Known applications are

- Asset protection (imbalances, overloading)
- Asset management
- Maintenance planning
- Legislation and regulation
- Administration and planning

===System basics===
There are two main parts to the measurement system: the track-side component, which contains hardware for communication, power, computation, and data acquisition, and the rail-mounted component, which consists of sensors and cabling. Known sensor principles include:
- strain gauges: measuring the strain usually in the hub of the rail
- fiber optical sensors: measuring a change of light intensity caused by the bending of the rail
- load cells: Measuring the strain change in the load cell rather than directly on the rail itself.
- laser based systems: measuring the displacement of the rail

=== Yards and main line ===
Trains are weighed, either on the main line or at yards.
Weighing in Motion systems installed on the main lines measure the complete weight (distribution) of the trains as they pass by at the designated line speed. Weighing in motion on the mainline is therefore also referred to as "coupled-in-motion weighing": all of the railcars are coupled.
Weighing in motion at yards often measure individual wagons. It requires that the railcar are uncoupled on both ends in order to weigh. Weighing in motion at yards is therefore also referred to as "uncoupled-in-motion weighing". Systems installed at yards usually works at lower speeds and are capable of higher accuracies.

==Airport applications==
Some airports use airplane weighing, whereby the plane taxis across the scale bed, and its weight is measured. The weight may then be used to correlate with the pilot's log entry, to ensure there is just enough fuel, with a little margin for safety. This has been used for some time to conserve jet fuel.

Also, the main difference in these platforms, which are basically a "transmission of weight" application, there are checkweighers, also known as dynamic scales or in-motion scales.

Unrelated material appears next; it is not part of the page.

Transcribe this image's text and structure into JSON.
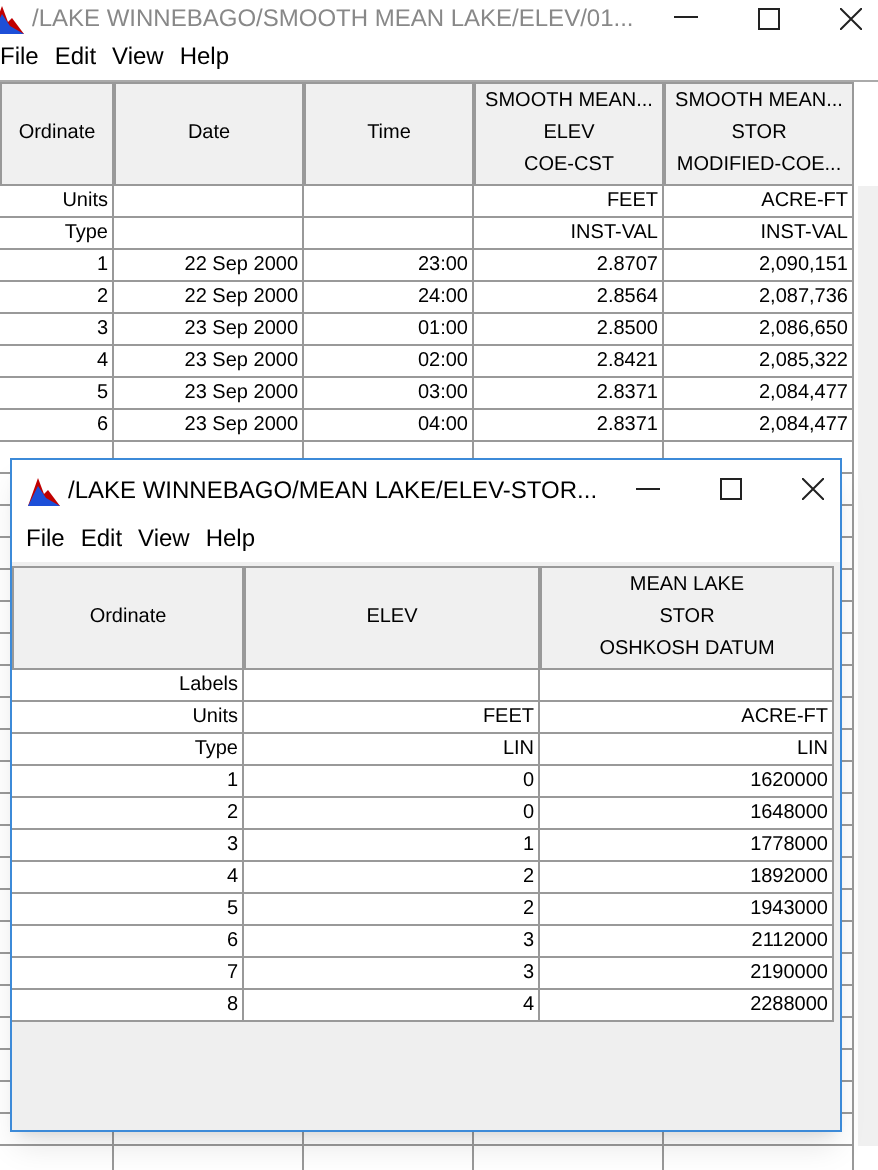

== International cooperation and standards ==
The International Society for Weigh-In-Motion (ISWIM, www.is-wim) is an international non-profit organization, legally established in Switzerland in 2007. ISWIM is an international network of, and for, people and organisations active in the field of weigh-in-motion. The society brings together users, researchers, and vendors of WIM systems. This includes systems installed in or under the road pavements, bridges, rail tracks and on board vehicles. ISWIM organises periodically the international conferences on WIM (ICWIM), regional seminars and workshops as part of other international conferences and exhibitions.

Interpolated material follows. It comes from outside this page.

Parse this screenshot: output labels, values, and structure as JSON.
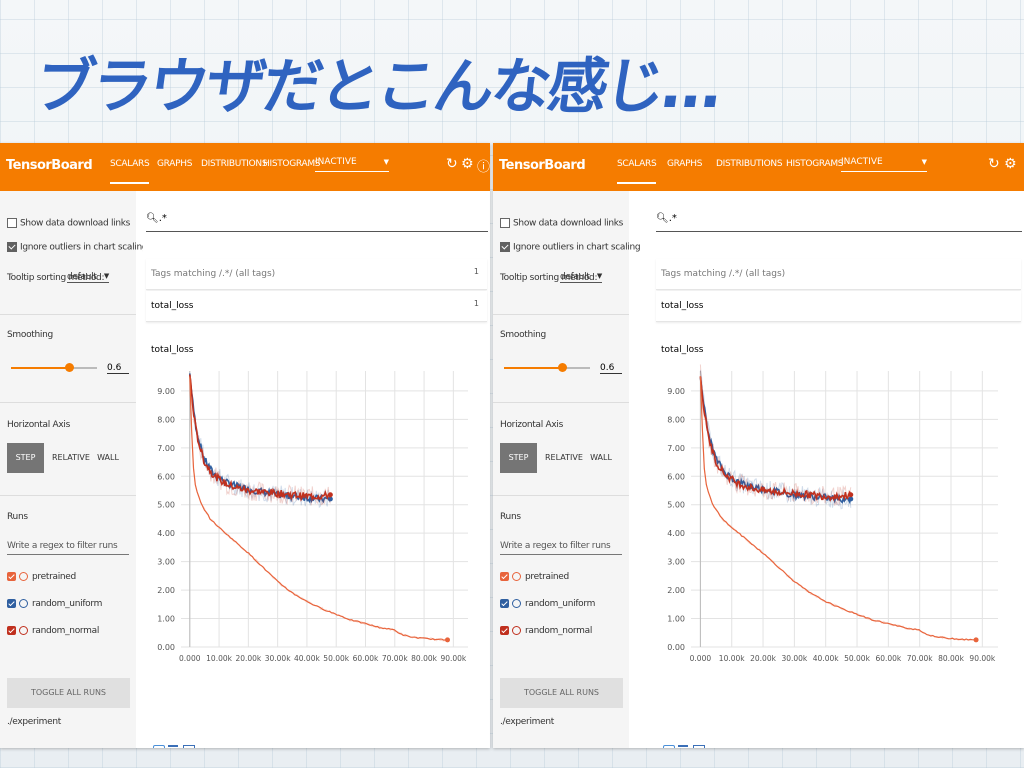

In the 1990s, the first WIM standard ASTM-E1318-09 was published in North America, and the COST 323 action provided draft European specifications of WIM as well as reports on Pan-European tests of WIM system. The European research project WAVE and other initiatives delivered improved technologies and new methodologies of WIM. These first tests were done with the combination of WIM systems with video as a tool to assist overloading enforcement controls.

In the early 2000s, the accuracy and reliability of WIM systems were significantly improved, and they were used more frequently for overload screening and pre-selection for road side weight enforcement controls (virtual weigh stations). The OIML R134 was published as an international standard of low speed WIM systems for legal applications like tolling by weight and direct weight enforcement. Most recently, the NMi-WIM standard offers a basis for the introduction of high speed WIM systems for direct automatic enforcement and free flow tolling by weight.